Havanna - Tausende Menschen auf den Straßen in Kuba rufen: „Nieder mit der Diktatur“ und „Wir haben keine Angst mehr“. Die Situation ist unübersichtlich. Die Amerikadirektorin von Amnesty International, Erika Guevara-Rosas, berichtet über Schüsse der Polizei auf Demonstranten, willkürliche Verhaftungen und Angriffe auf Journalisten. Der Amerikachef von Human Rights Watch, Jose Miguel Vivanco, kommentierte: Tausende Kubaner fordern ein besseres Leben und die Grundrechte, doch Präsident Miguel Diaz-Canel reagiere darauf wieder einmal nur mit Repression.

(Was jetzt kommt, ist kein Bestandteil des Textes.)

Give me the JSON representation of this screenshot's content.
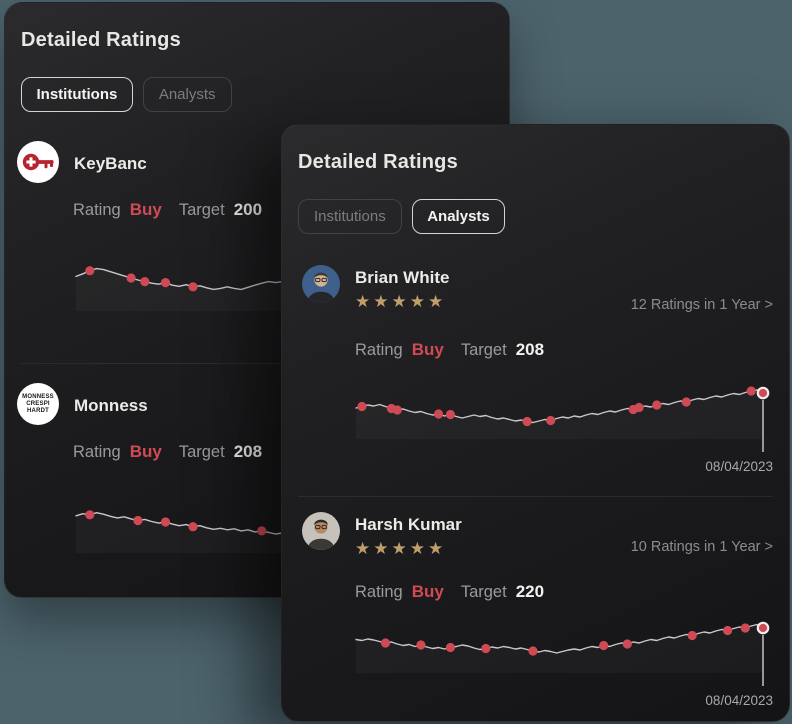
{
  "page": {
    "background": "#4c636c"
  },
  "colors": {
    "accent_red": "#d04a55",
    "star_gold": "#bf9e6c",
    "chart_line": "#c9c7ca",
    "chart_drop_line": "#cfcdd0",
    "end_marker_ring": "#efeeec",
    "text_primary": "#edebe8",
    "text_secondary": "#9b999d"
  },
  "back_card": {
    "title": "Detailed Ratings",
    "tabs": [
      {
        "label": "Institutions",
        "selected": true
      },
      {
        "label": "Analysts",
        "selected": false
      }
    ],
    "rows": [
      {
        "name": "KeyBanc",
        "rating_label": "Rating",
        "rating_value": "Buy",
        "target_label": "Target",
        "target_value": "200",
        "sparkline": {
          "type": "line",
          "values": [
            55,
            60,
            66,
            70,
            68,
            64,
            60,
            56,
            52,
            48,
            45,
            42,
            40,
            43,
            38,
            36,
            39,
            35,
            37,
            33,
            30,
            32,
            35,
            32,
            30,
            34,
            38,
            42,
            45,
            43,
            45,
            41,
            38,
            40,
            36,
            33,
            35,
            31,
            28,
            30,
            27,
            25,
            27,
            30,
            28,
            32,
            35,
            33,
            37,
            40,
            38,
            42,
            45,
            43,
            47,
            50,
            48,
            52,
            55,
            53
          ],
          "marker_indices": [
            2,
            8,
            10,
            13,
            17,
            40,
            55,
            58
          ],
          "end_marker": false
        }
      },
      {
        "name": "Monness",
        "avatar_lines": [
          "MONNESS",
          "CRESPI",
          "HARDT"
        ],
        "rating_label": "Rating",
        "rating_value": "Buy",
        "target_label": "Target",
        "target_value": "208",
        "sparkline": {
          "type": "line",
          "values": [
            60,
            64,
            62,
            66,
            63,
            59,
            56,
            58,
            54,
            51,
            53,
            49,
            46,
            48,
            44,
            41,
            43,
            39,
            41,
            37,
            34,
            36,
            33,
            35,
            31,
            33,
            29,
            31,
            28,
            25,
            27,
            24,
            26,
            23,
            25,
            27,
            25,
            28,
            26,
            29,
            31,
            29,
            32,
            30,
            33,
            35,
            33,
            36,
            34,
            37,
            39,
            37,
            40,
            38,
            41,
            43,
            41,
            44,
            42,
            45
          ],
          "marker_indices": [
            2,
            9,
            13,
            17,
            27,
            49,
            58
          ],
          "end_marker": false
        }
      }
    ]
  },
  "front_card": {
    "title": "Detailed Ratings",
    "tabs": [
      {
        "label": "Institutions",
        "selected": false
      },
      {
        "label": "Analysts",
        "selected": true
      }
    ],
    "rows": [
      {
        "name": "Brian White",
        "stars": 5,
        "ratings_link": "12 Ratings in 1 Year >",
        "rating_label": "Rating",
        "rating_value": "Buy",
        "target_label": "Target",
        "target_value": "208",
        "date": "08/04/2023",
        "sparkline": {
          "type": "line",
          "values": [
            50,
            53,
            56,
            54,
            57,
            53,
            49,
            46,
            48,
            44,
            41,
            43,
            39,
            36,
            38,
            34,
            37,
            33,
            30,
            33,
            36,
            33,
            35,
            31,
            28,
            30,
            27,
            24,
            26,
            23,
            21,
            24,
            27,
            25,
            29,
            32,
            30,
            34,
            32,
            36,
            39,
            37,
            41,
            44,
            42,
            46,
            49,
            47,
            51,
            54,
            52,
            56,
            59,
            57,
            61,
            64,
            62,
            66,
            69,
            67,
            71,
            74,
            72,
            76,
            79,
            77,
            81,
            84,
            86,
            80
          ],
          "marker_indices": [
            1,
            6,
            7,
            14,
            16,
            29,
            33,
            47,
            48,
            51,
            56,
            67
          ],
          "end_marker": true
        }
      },
      {
        "name": "Harsh Kumar",
        "stars": 5,
        "ratings_link": "10 Ratings in 1 Year >",
        "rating_label": "Rating",
        "rating_value": "Buy",
        "target_label": "Target",
        "target_value": "220",
        "date": "08/04/2023",
        "sparkline": {
          "type": "line",
          "values": [
            55,
            53,
            56,
            54,
            51,
            48,
            50,
            46,
            43,
            45,
            41,
            44,
            40,
            37,
            39,
            36,
            39,
            41,
            44,
            42,
            38,
            35,
            37,
            40,
            38,
            41,
            39,
            36,
            38,
            35,
            32,
            30,
            33,
            31,
            28,
            31,
            34,
            36,
            34,
            38,
            41,
            39,
            43,
            41,
            45,
            48,
            46,
            50,
            48,
            52,
            55,
            53,
            57,
            60,
            58,
            62,
            65,
            63,
            67,
            70,
            68,
            72,
            75,
            73,
            77,
            80,
            78,
            82,
            85,
            78
          ],
          "marker_indices": [
            5,
            11,
            16,
            22,
            30,
            42,
            46,
            57,
            63,
            66
          ],
          "end_marker": true
        }
      }
    ]
  }
}
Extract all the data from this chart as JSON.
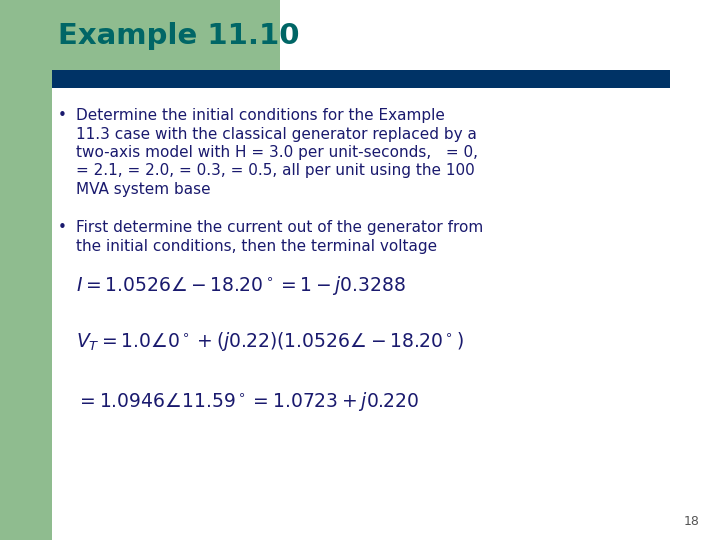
{
  "title": "Example 11.10",
  "title_color": "#006666",
  "title_bg_color": "#8FBC8F",
  "bar_color": "#003366",
  "bg_color": "#FFFFFF",
  "left_bar_color": "#8FBC8F",
  "bullet1_lines": [
    "Determine the initial conditions for the Example",
    "11.3 case with the classical generator replaced by a",
    "two-axis model with H = 3.0 per unit-seconds,   = 0,",
    "= 2.1, = 2.0, = 0.3, = 0.5, all per unit using the 100",
    "MVA system base"
  ],
  "bullet2_lines": [
    "First determine the current out of the generator from",
    "the initial conditions, then the terminal voltage"
  ],
  "eq1": "$I=1.0526\\angle -18.20^\\circ=1-j0.3288$",
  "eq2": "$V_T=1.0\\angle 0^\\circ+(j0.22)(1.0526\\angle -18.20^\\circ)$",
  "eq3": "$=1.0946\\angle 11.59^\\circ=1.0723+j0.220$",
  "page_num": "18",
  "text_color": "#1a1a6e",
  "eq_color": "#1a1a6e"
}
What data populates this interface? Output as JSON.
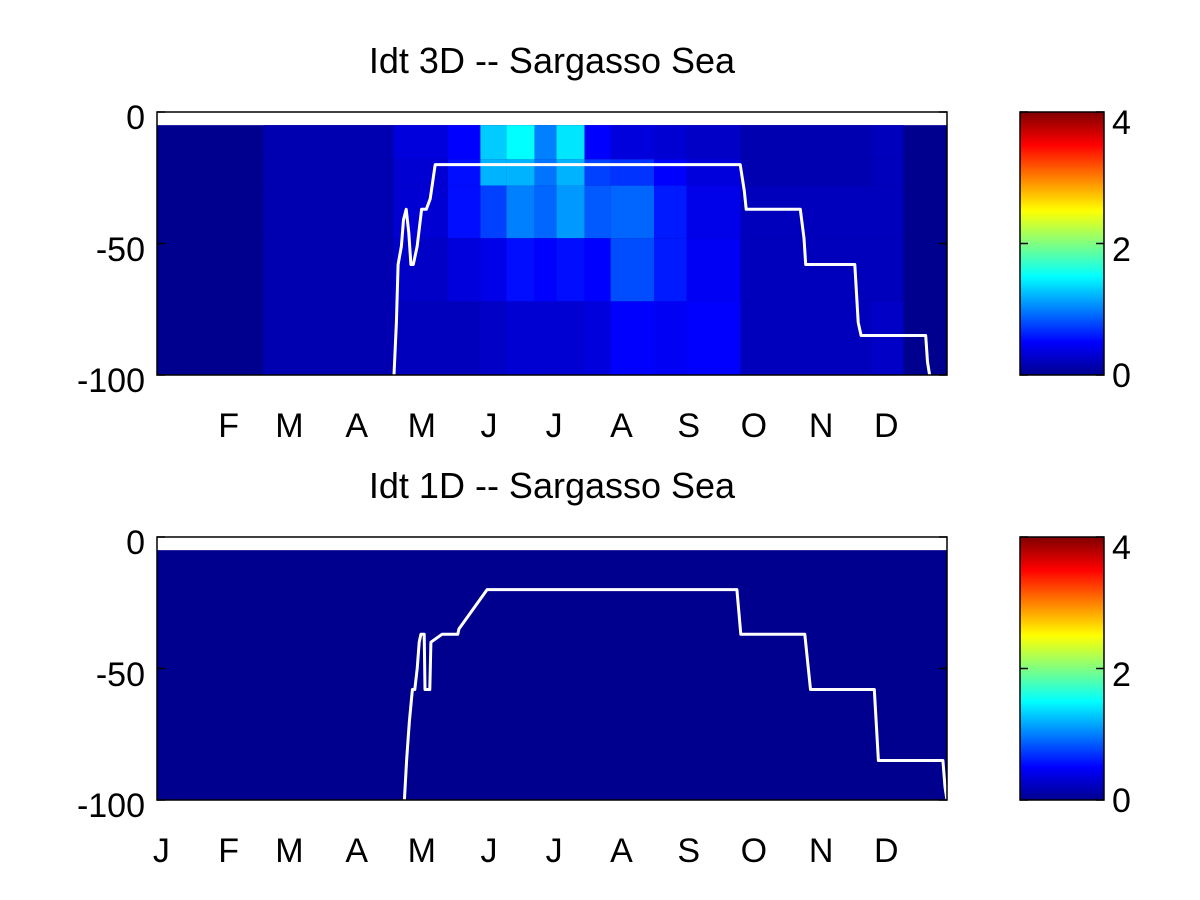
{
  "colormap": [
    "#00008f",
    "#0000ff",
    "#0080ff",
    "#00ffff",
    "#80ff80",
    "#ffff00",
    "#ff8000",
    "#ff0000",
    "#800000"
  ],
  "line_color": "#ffffff",
  "chart_data": [
    {
      "type": "heatmap",
      "title": "Idt 3D   -- Sargasso Sea",
      "x_tick_labels": [
        "F",
        "M",
        "A",
        "M",
        "J",
        "J",
        "A",
        "S",
        "O",
        "N",
        "D"
      ],
      "x_tick_months": [
        2,
        3,
        4,
        5,
        6,
        7,
        8,
        9,
        10,
        11,
        12
      ],
      "y_tick_labels": [
        "0",
        "-50",
        "-100"
      ],
      "y_ticks": [
        0,
        -50,
        -100
      ],
      "ylim": [
        -100,
        0
      ],
      "xlim_day": [
        1,
        365
      ],
      "data_top": -5,
      "colorbar": {
        "min": 0,
        "max": 4,
        "tick_labels": [
          "0",
          "2",
          "4"
        ],
        "ticks": [
          0,
          2,
          4
        ]
      },
      "depth_layers": [
        [
          -5,
          -18
        ],
        [
          -18,
          -28
        ],
        [
          -28,
          -48
        ],
        [
          -48,
          -72
        ],
        [
          -72,
          -100
        ]
      ],
      "heat_cells": [
        {
          "d0": 50,
          "d1": 110,
          "layer": 0,
          "v": 0.15
        },
        {
          "d0": 50,
          "d1": 110,
          "layer": 1,
          "v": 0.15
        },
        {
          "d0": 50,
          "d1": 110,
          "layer": 2,
          "v": 0.15
        },
        {
          "d0": 50,
          "d1": 110,
          "layer": 3,
          "v": 0.15
        },
        {
          "d0": 50,
          "d1": 110,
          "layer": 4,
          "v": 0.15
        },
        {
          "d0": 110,
          "d1": 135,
          "layer": 0,
          "v": 0.35
        },
        {
          "d0": 110,
          "d1": 135,
          "layer": 1,
          "v": 0.3
        },
        {
          "d0": 110,
          "d1": 135,
          "layer": 2,
          "v": 0.3
        },
        {
          "d0": 110,
          "d1": 135,
          "layer": 3,
          "v": 0.25
        },
        {
          "d0": 110,
          "d1": 135,
          "layer": 4,
          "v": 0.2
        },
        {
          "d0": 135,
          "d1": 150,
          "layer": 0,
          "v": 0.5
        },
        {
          "d0": 135,
          "d1": 150,
          "layer": 1,
          "v": 0.55
        },
        {
          "d0": 135,
          "d1": 150,
          "layer": 2,
          "v": 0.55
        },
        {
          "d0": 135,
          "d1": 150,
          "layer": 3,
          "v": 0.35
        },
        {
          "d0": 135,
          "d1": 150,
          "layer": 4,
          "v": 0.2
        },
        {
          "d0": 150,
          "d1": 162,
          "layer": 0,
          "v": 1.3
        },
        {
          "d0": 150,
          "d1": 162,
          "layer": 1,
          "v": 1.2
        },
        {
          "d0": 150,
          "d1": 162,
          "layer": 2,
          "v": 0.75
        },
        {
          "d0": 150,
          "d1": 162,
          "layer": 3,
          "v": 0.4
        },
        {
          "d0": 150,
          "d1": 162,
          "layer": 4,
          "v": 0.25
        },
        {
          "d0": 162,
          "d1": 175,
          "layer": 0,
          "v": 1.5
        },
        {
          "d0": 162,
          "d1": 175,
          "layer": 1,
          "v": 1.2
        },
        {
          "d0": 162,
          "d1": 175,
          "layer": 2,
          "v": 1.0
        },
        {
          "d0": 162,
          "d1": 175,
          "layer": 3,
          "v": 0.55
        },
        {
          "d0": 162,
          "d1": 175,
          "layer": 4,
          "v": 0.3
        },
        {
          "d0": 175,
          "d1": 185,
          "layer": 0,
          "v": 1.0
        },
        {
          "d0": 175,
          "d1": 185,
          "layer": 1,
          "v": 0.95
        },
        {
          "d0": 175,
          "d1": 185,
          "layer": 2,
          "v": 0.9
        },
        {
          "d0": 175,
          "d1": 185,
          "layer": 3,
          "v": 0.5
        },
        {
          "d0": 175,
          "d1": 185,
          "layer": 4,
          "v": 0.3
        },
        {
          "d0": 185,
          "d1": 198,
          "layer": 0,
          "v": 1.4
        },
        {
          "d0": 185,
          "d1": 198,
          "layer": 1,
          "v": 1.2
        },
        {
          "d0": 185,
          "d1": 198,
          "layer": 2,
          "v": 1.1
        },
        {
          "d0": 185,
          "d1": 198,
          "layer": 3,
          "v": 0.55
        },
        {
          "d0": 185,
          "d1": 198,
          "layer": 4,
          "v": 0.3
        },
        {
          "d0": 198,
          "d1": 210,
          "layer": 0,
          "v": 0.5
        },
        {
          "d0": 198,
          "d1": 210,
          "layer": 1,
          "v": 0.75
        },
        {
          "d0": 198,
          "d1": 210,
          "layer": 2,
          "v": 0.85
        },
        {
          "d0": 198,
          "d1": 210,
          "layer": 3,
          "v": 0.5
        },
        {
          "d0": 198,
          "d1": 210,
          "layer": 4,
          "v": 0.35
        },
        {
          "d0": 210,
          "d1": 230,
          "layer": 0,
          "v": 0.35
        },
        {
          "d0": 210,
          "d1": 230,
          "layer": 1,
          "v": 0.7
        },
        {
          "d0": 210,
          "d1": 230,
          "layer": 2,
          "v": 0.9
        },
        {
          "d0": 210,
          "d1": 230,
          "layer": 3,
          "v": 0.8
        },
        {
          "d0": 210,
          "d1": 230,
          "layer": 4,
          "v": 0.5
        },
        {
          "d0": 230,
          "d1": 245,
          "layer": 0,
          "v": 0.3
        },
        {
          "d0": 230,
          "d1": 245,
          "layer": 1,
          "v": 0.5
        },
        {
          "d0": 230,
          "d1": 245,
          "layer": 2,
          "v": 0.6
        },
        {
          "d0": 230,
          "d1": 245,
          "layer": 3,
          "v": 0.6
        },
        {
          "d0": 230,
          "d1": 245,
          "layer": 4,
          "v": 0.45
        },
        {
          "d0": 245,
          "d1": 270,
          "layer": 0,
          "v": 0.25
        },
        {
          "d0": 245,
          "d1": 270,
          "layer": 1,
          "v": 0.35
        },
        {
          "d0": 245,
          "d1": 270,
          "layer": 2,
          "v": 0.4
        },
        {
          "d0": 245,
          "d1": 270,
          "layer": 3,
          "v": 0.45
        },
        {
          "d0": 245,
          "d1": 270,
          "layer": 4,
          "v": 0.5
        },
        {
          "d0": 270,
          "d1": 330,
          "layer": 0,
          "v": 0.15
        },
        {
          "d0": 270,
          "d1": 330,
          "layer": 1,
          "v": 0.15
        },
        {
          "d0": 270,
          "d1": 330,
          "layer": 2,
          "v": 0.2
        },
        {
          "d0": 270,
          "d1": 330,
          "layer": 3,
          "v": 0.2
        },
        {
          "d0": 270,
          "d1": 330,
          "layer": 4,
          "v": 0.2
        },
        {
          "d0": 330,
          "d1": 345,
          "layer": 0,
          "v": 0.2
        },
        {
          "d0": 330,
          "d1": 345,
          "layer": 1,
          "v": 0.2
        },
        {
          "d0": 330,
          "d1": 345,
          "layer": 2,
          "v": 0.2
        },
        {
          "d0": 330,
          "d1": 345,
          "layer": 3,
          "v": 0.2
        },
        {
          "d0": 330,
          "d1": 345,
          "layer": 4,
          "v": 0.25
        }
      ],
      "mld_line": {
        "x_day": [
          110.2,
          111.3,
          112.1,
          113.6,
          114.6,
          115.8,
          117,
          118,
          119.1,
          120.9,
          122.9,
          125.1,
          126.9,
          129.2,
          129.9,
          142.4,
          269.7,
          271.6,
          272.5,
          297.4,
          299.1,
          299.9,
          322.5,
          324.1,
          325.4,
          355.2,
          356,
          357
        ],
        "y": [
          -100,
          -80,
          -58,
          -51,
          -41,
          -37,
          -46,
          -58,
          -58,
          -51,
          -37,
          -37,
          -33,
          -20,
          -20,
          -20,
          -20,
          -30,
          -37,
          -37,
          -48,
          -58,
          -58,
          -80,
          -85,
          -85,
          -95,
          -100
        ]
      }
    },
    {
      "type": "heatmap",
      "title": "Idt 1D   -- Sargasso Sea",
      "x_tick_labels": [
        "J",
        "F",
        "M",
        "A",
        "M",
        "J",
        "J",
        "A",
        "S",
        "O",
        "N",
        "D"
      ],
      "x_tick_months": [
        1,
        2,
        3,
        4,
        5,
        6,
        7,
        8,
        9,
        10,
        11,
        12
      ],
      "y_tick_labels": [
        "0",
        "-50",
        "-100"
      ],
      "y_ticks": [
        0,
        -50,
        -100
      ],
      "ylim": [
        -100,
        0
      ],
      "xlim_day": [
        1,
        365
      ],
      "data_top": -5,
      "colorbar": {
        "min": 0,
        "max": 4,
        "tick_labels": [
          "0",
          "2",
          "4"
        ],
        "ticks": [
          0,
          2,
          4
        ]
      },
      "depth_layers": [],
      "heat_cells": [],
      "mld_line": {
        "x_day": [
          115,
          116,
          116.4,
          117.3,
          118.7,
          119.8,
          120.9,
          121.8,
          122.6,
          124.1,
          124.5,
          125.6,
          126.7,
          127.2,
          132.3,
          134.4,
          135,
          139.6,
          140.1,
          153.1,
          155.2,
          268.2,
          270,
          275.2,
          299.5,
          302.1,
          331.5,
          333.4,
          340.2,
          363.1,
          364.1,
          365
        ],
        "y": [
          -100,
          -85,
          -80,
          -70,
          -58,
          -58,
          -50,
          -40,
          -37,
          -37,
          -58,
          -58,
          -58,
          -40,
          -37,
          -37,
          -37,
          -37,
          -35,
          -20,
          -20,
          -20,
          -37,
          -37,
          -37,
          -58,
          -58,
          -85,
          -85,
          -85,
          -95,
          -100
        ]
      }
    }
  ]
}
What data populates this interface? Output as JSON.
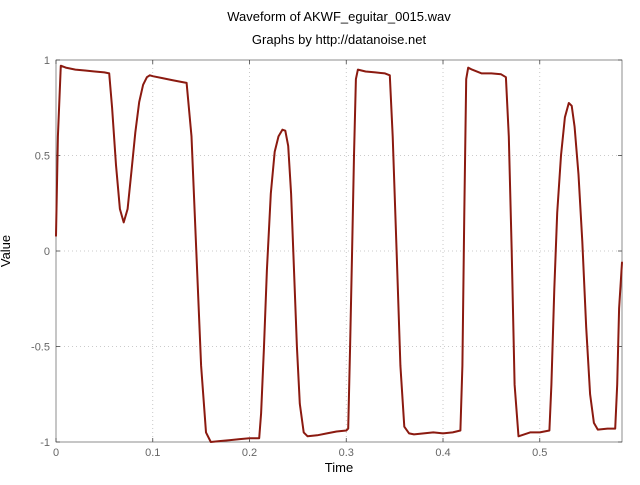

Hartes Vorgehen wird von Staatsführung propagiert
Tatsächlich rief der Nachfolger von Fidel und Raul Castro an der Spitze des Staates zu einem harten Vorgehen gegen die Sozialproteste auf: Der Befehl sei gegeben, Revolutionäre auf die Straße, zitierten kubanische Medien den Präsidenten. Das regierungskritische Portal „14ymedio“ wertet das als Aufruf zum Bürgerkrieg. Das klingt vor allem nach Methoden aus der Zeit der Ostblockstaaten, als auf Proteste aus der Bevölkerung erst einmal mit Verhaftungen, Repression und Niederschlagung reagiert wurde. Doch in Zeiten von Social Media ist das gefährlich. Schon jetzt machen Clips die Runde, die schießende Polizisten zeigen und Agenten der Staatssicherheit in Zivil, die bei den Protesten gezielt Menschen herausgreifen und festnehmen, um die Demonstranten einzuschüchtern.
Situation ist sei Monaten angespannt
Die Situation auf Kuba ist seit Monaten angespannt. Die Indizien, dass die Stimmung auf der Insel kippen könnte, mehrten sich. Zunächst einmal steigt wieder die Zahl der Flüchtlinge, die versuchen, die Insel mit selbst gebauten Flößen über das Meer zu verlassen. Dabei kommt es immer wieder zu tragischen Unfällen, ertrinken Flüchtlinge auf offener See.
Hinzu kommt ein schwelender Streit zwischen der unabhängigen Kunstszene und dem Staat, der seinen Anfang im Disput über ein Dekret nahm, mit dem die Regierung die totale Kontrolle über Auftritte und Inhalte der Künstler und ihrer Werke nehmen wollte. Zuletzt wurde der länger in Berlin tätige Künstler Hamlet Lavastida nach seiner Rückkehr festgenommen. Vorwurf: Aufruf zu Rebellion.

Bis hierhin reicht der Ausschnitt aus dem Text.